Okay so here it is 5 phrases that you can use right away in your relationship that will create greater feelings of love, joy and connection. A couple of these phrases will also help you elegantly resolve any ongoing conflict:
PHRASE 1
“Tell me more”: Often when a couple is arguing it is because neither is really listening. Learning to listen is a skill. This simple shift will cause a huge change in your relationship. Often people listen in order to respond, and are not really listening at all. Give your partner the opportunity to feel heard by simply responding, “Tell me more” , no other response is required just listen and notice what happens.
PHRASE 2
“I love you because” some couples get into the habit of saying “I love you” without any meaning or emotion behind it, and the phrase sounds very much like, “ Good morning” or “ Have a nice day”. Most people like to feel validated, by adding the word because and providing some reasons why you love your partner makes the “I love you “ statement even more powerful.
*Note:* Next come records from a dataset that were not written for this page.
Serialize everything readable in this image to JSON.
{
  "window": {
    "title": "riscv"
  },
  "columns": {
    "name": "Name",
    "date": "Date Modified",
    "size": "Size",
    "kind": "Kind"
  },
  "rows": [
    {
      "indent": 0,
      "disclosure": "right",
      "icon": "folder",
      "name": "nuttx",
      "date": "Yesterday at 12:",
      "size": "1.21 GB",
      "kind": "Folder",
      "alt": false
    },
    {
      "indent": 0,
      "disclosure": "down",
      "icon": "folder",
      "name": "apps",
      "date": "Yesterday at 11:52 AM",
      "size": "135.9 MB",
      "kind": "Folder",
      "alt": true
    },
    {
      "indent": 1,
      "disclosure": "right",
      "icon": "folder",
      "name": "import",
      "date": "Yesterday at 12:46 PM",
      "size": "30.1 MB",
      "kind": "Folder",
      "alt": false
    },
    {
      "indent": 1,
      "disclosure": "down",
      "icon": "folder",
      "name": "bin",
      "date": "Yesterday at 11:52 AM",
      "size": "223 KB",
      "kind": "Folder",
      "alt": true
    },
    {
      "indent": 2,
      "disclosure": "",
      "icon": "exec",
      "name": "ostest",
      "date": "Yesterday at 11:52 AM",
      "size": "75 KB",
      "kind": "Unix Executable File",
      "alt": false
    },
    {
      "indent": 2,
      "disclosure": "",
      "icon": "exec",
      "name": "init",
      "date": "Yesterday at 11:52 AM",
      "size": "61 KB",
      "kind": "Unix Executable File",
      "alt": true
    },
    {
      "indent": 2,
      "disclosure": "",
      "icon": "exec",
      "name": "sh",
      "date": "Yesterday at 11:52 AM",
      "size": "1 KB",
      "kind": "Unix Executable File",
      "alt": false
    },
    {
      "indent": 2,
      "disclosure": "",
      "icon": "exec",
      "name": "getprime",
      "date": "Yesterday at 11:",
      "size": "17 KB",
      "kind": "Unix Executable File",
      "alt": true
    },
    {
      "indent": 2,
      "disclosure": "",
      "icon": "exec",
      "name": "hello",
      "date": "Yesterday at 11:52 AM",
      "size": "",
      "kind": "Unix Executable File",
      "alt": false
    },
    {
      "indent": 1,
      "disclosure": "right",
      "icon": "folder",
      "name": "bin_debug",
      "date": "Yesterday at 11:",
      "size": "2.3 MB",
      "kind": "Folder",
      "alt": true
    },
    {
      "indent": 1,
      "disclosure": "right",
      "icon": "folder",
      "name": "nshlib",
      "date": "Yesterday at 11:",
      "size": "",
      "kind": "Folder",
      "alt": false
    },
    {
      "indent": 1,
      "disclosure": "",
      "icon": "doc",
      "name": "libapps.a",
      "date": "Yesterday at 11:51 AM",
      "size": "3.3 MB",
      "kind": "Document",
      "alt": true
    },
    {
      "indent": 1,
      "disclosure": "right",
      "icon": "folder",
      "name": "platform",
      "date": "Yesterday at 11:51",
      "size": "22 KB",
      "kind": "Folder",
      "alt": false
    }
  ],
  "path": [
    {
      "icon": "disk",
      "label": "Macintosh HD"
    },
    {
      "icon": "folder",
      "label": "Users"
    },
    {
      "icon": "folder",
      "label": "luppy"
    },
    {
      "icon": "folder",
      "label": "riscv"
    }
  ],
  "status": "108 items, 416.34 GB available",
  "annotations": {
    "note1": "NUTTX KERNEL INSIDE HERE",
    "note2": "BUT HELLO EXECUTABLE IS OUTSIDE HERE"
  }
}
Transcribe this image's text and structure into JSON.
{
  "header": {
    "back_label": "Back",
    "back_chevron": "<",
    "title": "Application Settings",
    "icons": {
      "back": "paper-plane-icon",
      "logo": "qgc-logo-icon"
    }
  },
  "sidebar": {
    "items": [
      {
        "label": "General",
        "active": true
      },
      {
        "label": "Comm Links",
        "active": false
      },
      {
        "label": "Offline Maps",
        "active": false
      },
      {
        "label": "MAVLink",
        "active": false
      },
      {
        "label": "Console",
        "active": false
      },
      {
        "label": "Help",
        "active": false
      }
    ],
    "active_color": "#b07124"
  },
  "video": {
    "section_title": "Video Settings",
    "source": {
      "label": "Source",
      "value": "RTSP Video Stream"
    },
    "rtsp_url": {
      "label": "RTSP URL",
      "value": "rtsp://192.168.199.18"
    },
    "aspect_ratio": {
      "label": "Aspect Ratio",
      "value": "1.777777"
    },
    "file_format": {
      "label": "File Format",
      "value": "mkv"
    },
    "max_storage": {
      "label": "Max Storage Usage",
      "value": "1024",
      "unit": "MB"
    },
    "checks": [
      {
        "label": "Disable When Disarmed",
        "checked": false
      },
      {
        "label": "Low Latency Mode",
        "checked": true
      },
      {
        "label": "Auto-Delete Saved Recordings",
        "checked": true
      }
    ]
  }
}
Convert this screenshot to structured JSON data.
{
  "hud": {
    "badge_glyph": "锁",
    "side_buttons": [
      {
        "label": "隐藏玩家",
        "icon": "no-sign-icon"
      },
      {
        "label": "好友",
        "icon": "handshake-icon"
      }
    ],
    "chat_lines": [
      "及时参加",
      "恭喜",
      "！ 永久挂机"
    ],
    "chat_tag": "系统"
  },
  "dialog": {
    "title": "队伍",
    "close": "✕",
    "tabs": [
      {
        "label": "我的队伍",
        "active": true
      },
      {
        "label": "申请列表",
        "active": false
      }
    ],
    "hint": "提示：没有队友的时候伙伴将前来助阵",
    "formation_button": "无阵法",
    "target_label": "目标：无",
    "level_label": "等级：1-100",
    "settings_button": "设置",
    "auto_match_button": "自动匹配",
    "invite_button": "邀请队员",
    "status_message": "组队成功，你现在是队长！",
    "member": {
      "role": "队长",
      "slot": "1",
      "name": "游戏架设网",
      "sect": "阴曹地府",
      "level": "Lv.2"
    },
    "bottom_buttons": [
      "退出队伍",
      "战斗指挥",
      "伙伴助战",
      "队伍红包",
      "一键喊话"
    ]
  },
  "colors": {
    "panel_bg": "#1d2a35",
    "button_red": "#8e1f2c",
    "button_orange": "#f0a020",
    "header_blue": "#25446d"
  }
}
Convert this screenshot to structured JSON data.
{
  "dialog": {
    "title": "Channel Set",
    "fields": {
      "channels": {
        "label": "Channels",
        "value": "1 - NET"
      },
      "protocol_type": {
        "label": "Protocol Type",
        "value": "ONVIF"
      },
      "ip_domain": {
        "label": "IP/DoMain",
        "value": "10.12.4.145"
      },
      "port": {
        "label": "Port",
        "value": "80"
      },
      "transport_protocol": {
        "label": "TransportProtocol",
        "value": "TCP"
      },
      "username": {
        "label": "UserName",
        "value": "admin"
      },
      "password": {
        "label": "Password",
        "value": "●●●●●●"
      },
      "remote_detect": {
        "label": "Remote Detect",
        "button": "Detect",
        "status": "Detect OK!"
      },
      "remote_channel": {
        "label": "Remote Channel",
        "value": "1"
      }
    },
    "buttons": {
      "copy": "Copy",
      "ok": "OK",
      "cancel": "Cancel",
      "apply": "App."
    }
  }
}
It is nice to be reminded why we are loved.
So the next time you say I love you to your partner add the word because and tell them 3 specific heartfelt reasons WHY you love them. Notice what a difference this makes.
PHRASE 3
“We will work this out” This phrase shows that you may not have the right answer but you are committed to finding it. Using the word we also reflects partnership. Numerous studies have found a link between happiness in a relationship and how often couples referred to themselves as we. We leads to a spirit of co-operation and union in relationship.
PHRASE 4
“Thank you” In the happiest relationships couples make a point of acknowledging all the little things, from clearing the table, to afternoon text message, cooking your favourite meal. Put and exclamation mark on your Thank you make it heart felt so that your partner not only hears what you have said but feels it too. Remember people will not remember what you said but how you made them feel. If you can make you partner feel more loved and appreciated by changing your voice quality, DO IT!!!
PHRASE 5
I appreciate and……. Or I respect and……. : Having trouble ending an argument when you both obviously have opposing views. We won’t always see eye to eye in a relationship but this does not mean that the relationship can’t still be filled with love. A powerful phrase to end any conflict and still feel heard is to say, I appreciate and ….. or I respect and…..
This way you have communicated that you either appreciate or respect your partners opinion and you also have your own. Remembering that the outcome is to lovingly resolve conflict not prove who is right or wrong
There we go! 5 powerful phrases you can plug into your relationship right NOW and notice the difference it makes.